100-metrowy mistrz Justin Gatlin przeprasza za zakaz dopingu
Amerykański sprinter przyznaje, że londyńskie buczenie „boli”, ale zmotywowało go do zdobycia tytułu

Obrazy Getty
Amerykański sprinter Justin Gatlin przeprosił za wszelkie „błędy, które wniósł do sportu”, po tym, jak został wygwizdany przez fanów na Mistrzostwach Świata w Lekkoatletyce w Londynie.

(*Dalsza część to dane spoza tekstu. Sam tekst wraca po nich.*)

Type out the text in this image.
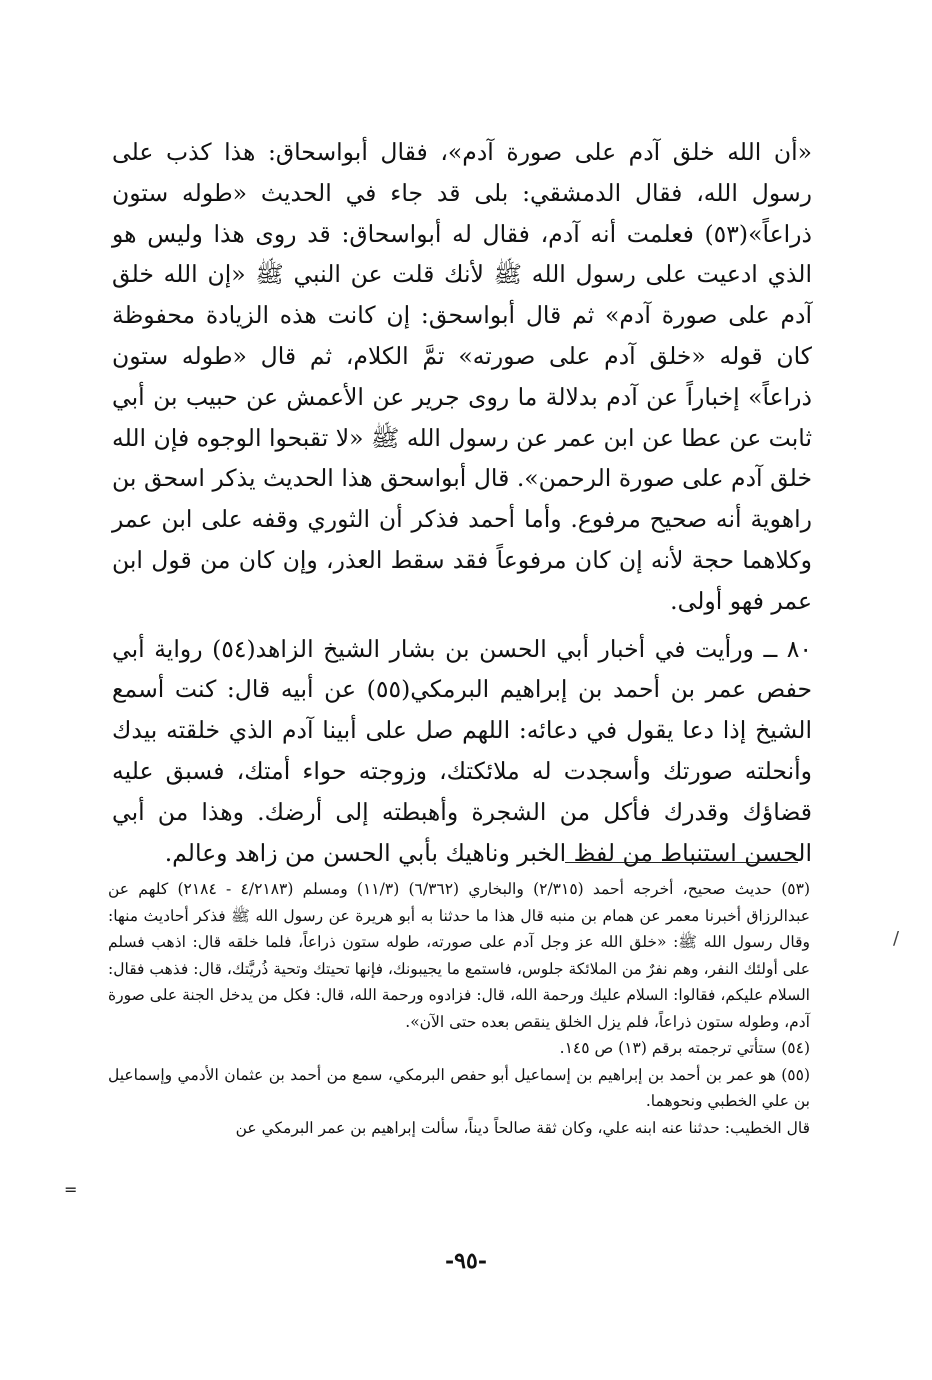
«أن الله خلق آدم على صورة آدم»، فقال أبواسحاق: هذا كذب على رسول الله، فقال الدمشقي: بلى قد جاء في الحديث «طوله ستون ذراعاً»(٥٣) فعلمت أنه آدم، فقال له أبواسحاق: قد روى هذا وليس هو الذي ادعيت على رسول الله ﷺ لأنك قلت عن النبي ﷺ «إن الله خلق آدم على صورة آدم» ثم قال أبواسحق: إن كانت هذه الزيادة محفوظة كان قوله «خلق آدم على صورته» تمَّ الكلام، ثم قال «طوله ستون ذراعاً» إخباراً عن آدم بدلالة ما روى جرير عن الأعمش عن حبيب بن أبي ثابت عن عطا عن ابن عمر عن رسول الله ﷺ «لا تقبحوا الوجوه فإن الله خلق آدم على صورة الرحمن». قال أبواسحق هذا الحديث يذكر اسحق بن راهوية أنه صحيح مرفوع. وأما أحمد فذكر أن الثوري وقفه على ابن عمر وكلاهما حجة لأنه إن كان مرفوعاً فقد سقط العذر، وإن كان من قول ابن عمر فهو أولى.

٨٠ ــ ورأيت في أخبار أبي الحسن بن بشار الشيخ الزاهد(٥٤) رواية أبي حفص عمر بن أحمد بن إبراهيم البرمكي(٥٥) عن أبيه قال: كنت أسمع الشيخ إذا دعا يقول في دعائه: اللهم صل على أبينا آدم الذي خلقته بيدك وأنحلته صورتك وأسجدت له ملائكتك، وزوجته حواء أمتك، فسبق عليه قضاؤك وقدرك فأكل من الشجرة وأهبطته إلى أرضك. وهذا من أبي الحسن استنباط من لفظ الخبر وناهيك بأبي الحسن من زاهد وعالم.

(٥٣) حديث صحيح، أخرجه أحمد (٢/٣١٥) والبخاري (٦/٣٦٢) (١١/٣) ومسلم (٤/٢١٨٣ - ٢١٨٤) كلهم عن عبدالرزاق أخبرنا معمر عن همام بن منبه قال هذا ما حدثنا به أبو هريرة عن رسول الله ﷺ فذكر أحاديث منها: وقال رسول الله ﷺ: «خلق الله عز وجل آدم على صورته، طوله ستون ذراعاً، فلما خلقه قال: اذهب فسلم على أولئك النفر، وهم نفرٌ من الملائكة جلوس، فاستمع ما يجيبونك، فإنها تحيتك وتحية ذُريَّتك، قال: فذهب فقال: السلام عليكم، فقالوا: السلام عليك ورحمة الله، قال: فزادوه ورحمة الله، قال: فكل من يدخل الجنة على صورة آدم، وطوله ستون ذراعاً، فلم يزل الخلق ينقص بعده حتى الآن».

(٥٤) ستأتي ترجمته برقم (١٣) ص ١٤٥.

(٥٥) هو عمر بن أحمد بن إبراهيم بن إسماعيل أبو حفص البرمكي، سمع من أحمد بن عثمان الأدمي وإسماعيل بن علي الخطبي ونحوهما.

قال الخطيب: حدثنا عنه ابنه علي، وكان ثقة صالحاً ديناً، سألت إبراهيم بن عمر البرمكي عن

/
=
-٩٥-
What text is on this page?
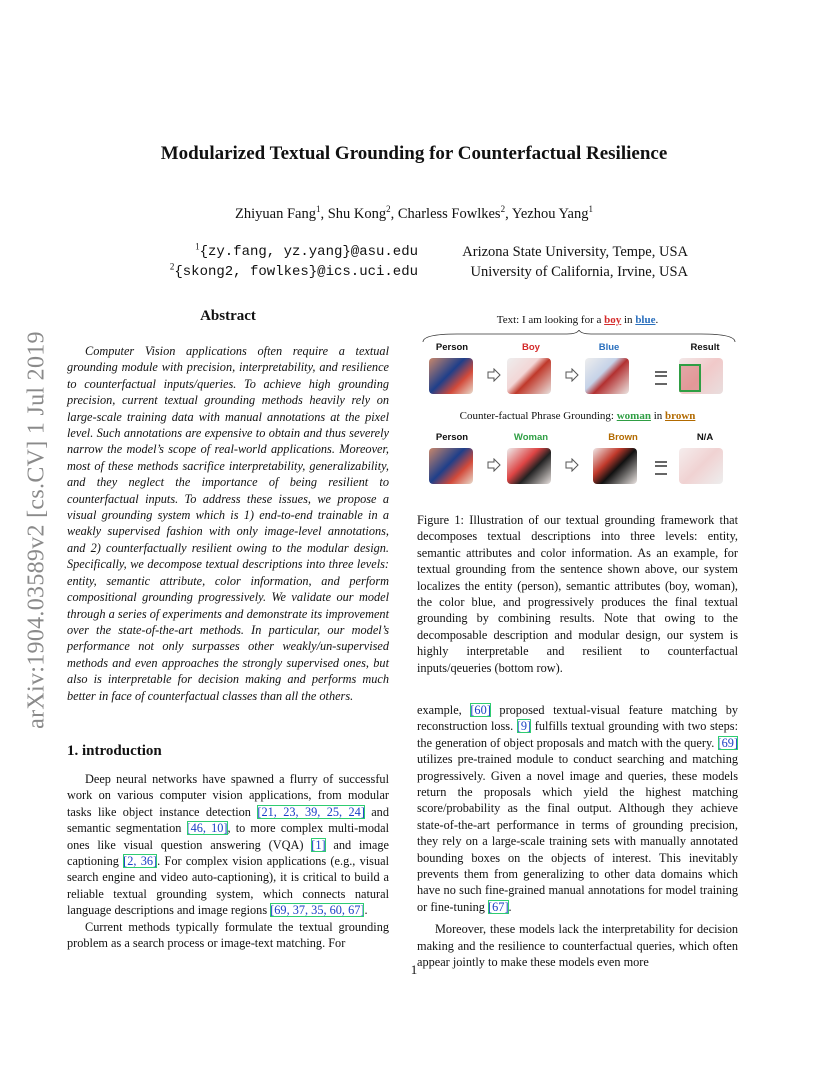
arXiv:1904.03589v2 [cs.CV] 1 Jul 2019
Modularized Textual Grounding for Counterfactual Resilience
Zhiyuan Fang$^1$, Shu Kong$^2$, Charless Fowlkes$^2$, Yezhou Yang$^1$
$^1${zy.fang, yz.yang}@asu.edu
$^2${skong2, fowlkes}@ics.uci.edu
Arizona State University, Tempe, USA
University of California, Irvine, USA
Abstract
Computer Vision applications often require a textual grounding module with precision, interpretability, and resilience to counterfactual inputs/queries. To achieve high grounding precision, current textual grounding methods heavily rely on large-scale training data with manual annotations at the pixel level. Such annotations are expensive to obtain and thus severely narrow the model’s scope of real-world applications. Moreover, most of these methods sacrifice interpretability, generalizability, and they neglect the importance of being resilient to counterfactual inputs. To address these issues, we propose a visual grounding system which is 1) end-to-end trainable in a weakly supervised fashion with only image-level annotations, and 2) counterfactually resilient owing to the modular design. Specifically, we decompose textual descriptions into three levels: entity, semantic attribute, color information, and perform compositional grounding progressively. We validate our model through a series of experiments and demonstrate its improvement over the state-of-the-art methods. In particular, our model’s performance not only surpasses other weakly/un-supervised methods and even approaches the strongly supervised ones, but also is interpretable for decision making and performs much better in face of counterfactual classes than all the others.
1. introduction

Deep neural networks have spawned a flurry of successful work on various computer vision applications, from modular tasks like object instance detection [21, 23, 39, 25, 24] and semantic segmentation [46, 10], to more complex multi-modal ones like visual question answering (VQA) [1] and image captioning [2, 36]. For complex vision applications (e.g., visual search engine and video auto-captioning), it is critical to build a reliable textual grounding system, which connects natural language descriptions and image regions [69, 37, 35, 60, 67].

Current methods typically formulate the textual grounding problem as a search process or image-text matching. For

Text: I am looking for a boy in blue.
Person	Boy	Blue	Result
Counter-factual Phrase Grounding: woman in brown
Person	Woman	Brown	N/A
Figure 1: Illustration of our textual grounding framework that decomposes textual descriptions into three levels: entity, semantic attributes and color information. As an example, for textual grounding from the sentence shown above, our system localizes the entity (person), semantic attributes (boy, woman), the color blue, and progressively produces the final textual grounding by combining results. Note that owing to the decomposable description and modular design, our system is highly interpretable and resilient to counterfactual inputs/qeueries (bottom row).

example, [60] proposed textual-visual feature matching by reconstruction loss. [9] fulfills textual grounding with two steps: the generation of object proposals and match with the query. [69] utilizes pre-trained module to conduct searching and matching progressively. Given a novel image and queries, these models return the proposals which yield the highest matching score/probability as the final output. Although they achieve state-of-the-art performance in terms of grounding precision, they rely on a large-scale training sets with manually annotated bounding boxes on the objects of interest. This inevitably prevents them from generalizing to other data domains which have no such fine-grained manual annotations for model training or fine-tuning [67].

Moreover, these models lack the interpretability for decision making and the resilience to counterfactual queries, which often appear jointly to make these models even more

1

Gatlin odbył dwa zakazy dopingu, jeden w 2001 roku, a drugi w 2006 roku, i został ostro wygwizdany przez tłum przed finałem na 100 metrów i podczas wręczania medali. W rozmowie z ITV przyznał, że chociaż booe 'bolały', dały mu motywację do pokonania Usaina Bolta i zdobycia złota na londyńskim stadionie.
Ujawnił również, że wiele lat temu napisał list z przeprosinami do IAAF. Gatlin powiedział: „Jeśli chcieli oficjalne przeprosiny, przepraszam, przepraszam, przepraszam za wszelkie wykroczenia lub podbite oczy, które wniosłem do sportu, kocham sport, dlatego wróciłem, aby biegać i staram się biec najlepiej jak potrafię i dlatego ciężko pracowałem, aby naprawić swoje błędy.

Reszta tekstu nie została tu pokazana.